We then parted ways with the crew, who was next headed to Munich and we fell restfully asleep.


What we were doing during the race: The Czech version of Budweiser

We spent the next day exploring Frankfurt and found it to truly be far more interesting than at first glance. A lot of historic old building mixed in with skyscrapers. All in all a great end to a fun trip.

Amber rehydrating

This was the finish line of the Ironman run course

Old and new

The botanical gardens

More old and new

One of many parks right in the city

We arrived home for a couple days of work then got right back into some active recovery with a little old hike in the Whites. This little hike was part of Michael Wade's epic summer plan of hiking all 48 4,000 footers in 7 days. On the day we joined him, we had 8 peaks to summit. That's not counting Mt Guyot or the ones we'd have to summit multiple times because of the out and back nature of the day's hike.

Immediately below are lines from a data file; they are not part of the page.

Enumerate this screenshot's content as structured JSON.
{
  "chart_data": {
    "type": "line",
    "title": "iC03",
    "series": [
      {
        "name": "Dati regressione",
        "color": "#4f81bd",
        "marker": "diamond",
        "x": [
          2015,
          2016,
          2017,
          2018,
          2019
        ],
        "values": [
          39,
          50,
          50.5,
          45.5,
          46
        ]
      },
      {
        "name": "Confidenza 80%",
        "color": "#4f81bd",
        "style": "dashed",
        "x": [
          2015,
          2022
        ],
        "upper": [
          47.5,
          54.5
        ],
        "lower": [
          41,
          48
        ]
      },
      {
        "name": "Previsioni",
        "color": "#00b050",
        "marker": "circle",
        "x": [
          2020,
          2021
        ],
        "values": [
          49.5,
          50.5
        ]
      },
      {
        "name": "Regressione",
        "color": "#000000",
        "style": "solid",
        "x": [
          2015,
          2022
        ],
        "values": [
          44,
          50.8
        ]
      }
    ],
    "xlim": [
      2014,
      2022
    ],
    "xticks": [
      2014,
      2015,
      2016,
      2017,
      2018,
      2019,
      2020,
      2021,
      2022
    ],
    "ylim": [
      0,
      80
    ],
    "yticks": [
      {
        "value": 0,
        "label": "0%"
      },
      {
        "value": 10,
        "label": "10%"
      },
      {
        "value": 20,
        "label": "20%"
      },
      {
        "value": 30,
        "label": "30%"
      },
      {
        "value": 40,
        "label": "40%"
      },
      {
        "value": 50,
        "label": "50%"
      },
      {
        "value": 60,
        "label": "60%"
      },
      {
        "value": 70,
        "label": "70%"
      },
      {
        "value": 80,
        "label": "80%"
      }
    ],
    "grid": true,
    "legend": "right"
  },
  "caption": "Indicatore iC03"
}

Michael was staying at Zealand Hut after having hiked something like 35 miles the day before so Amber and I had to meet him there. As usual, we didn't give ourselves enough time to drive to the trailhead and hike the 3 miles into the hut so we found ourselves running those miles panicked that he would leave without us. Not to fear we apparently arrived at the same time as breakfast. This gave us time to take in Zealand Falls and prepare ourselves for the day ahead.

Soon after we took off. To make up for how pretty Zealand Falls is, Zealand's summit is a waste. A pile of rocks in the woods. However there are some nice views along the way to the Summit. We hit the summit, sipped our water and continued on to the Bonds. We hiked West Bond first as an out and back then continued on to Bond and Bondcliff making for a beautiful ridge line second out and back. Lots of views and laughs made the time fly by.
Amber and Danny taking a much needed break
After summiting South Twin, I had totally ran out of water and Amber had run out of gas. She decided to forgo North Twin and head out for the Galehead Hut. Michael and I made quick business of North Twin which I was glad to have finally summited after having had been turned back twice this winter. Climbing down the back side of South Twin, I knew that that's all I had left though. Amber and I hung out at the hut while Michael saw the beautiful views atop Galehead(there actually is a nice view a 1/4 mile from the hut but the summit is covered with view blocking trees). Then we parted ways, Michael to continue on to Garfield along the PUDs that is Garfield Ridge trail. I don't at all mind climbing but climbing just to go back down over and over again are just pointless up and downs and I have no patience for that. Amber and I went down Gale River Trail, grabbed Michael's car, ate all of his beef jerky and met him at the Garfield trail head. Considering that he went 2.5 miles longer than we did, he finished up pretty close to us time-wise. AND the crazy man, did the presidential traverse the next day!

Michael at the finish
 We did not. We did however, rent mountain bikes at Franconia Bike Sport and went "mudding". Or at least that's what it felt like. I am a terrible mountain biker. And while Amber's not great herself, what she lacks in skill she makes up for in endurance, cranking on the uphills.

And totally wiping me out and making me beg from rest, we soaked in the waters by the Basin and headed home. Once home we got the good news that Amber did, in fact, qualify for the 70.3 World Championships in Lake Las Vegas this September!!! A great way to end a great couple weeks.

Up Next: Likely more "recovery", the Top Notch Triathlon the first weekend in August.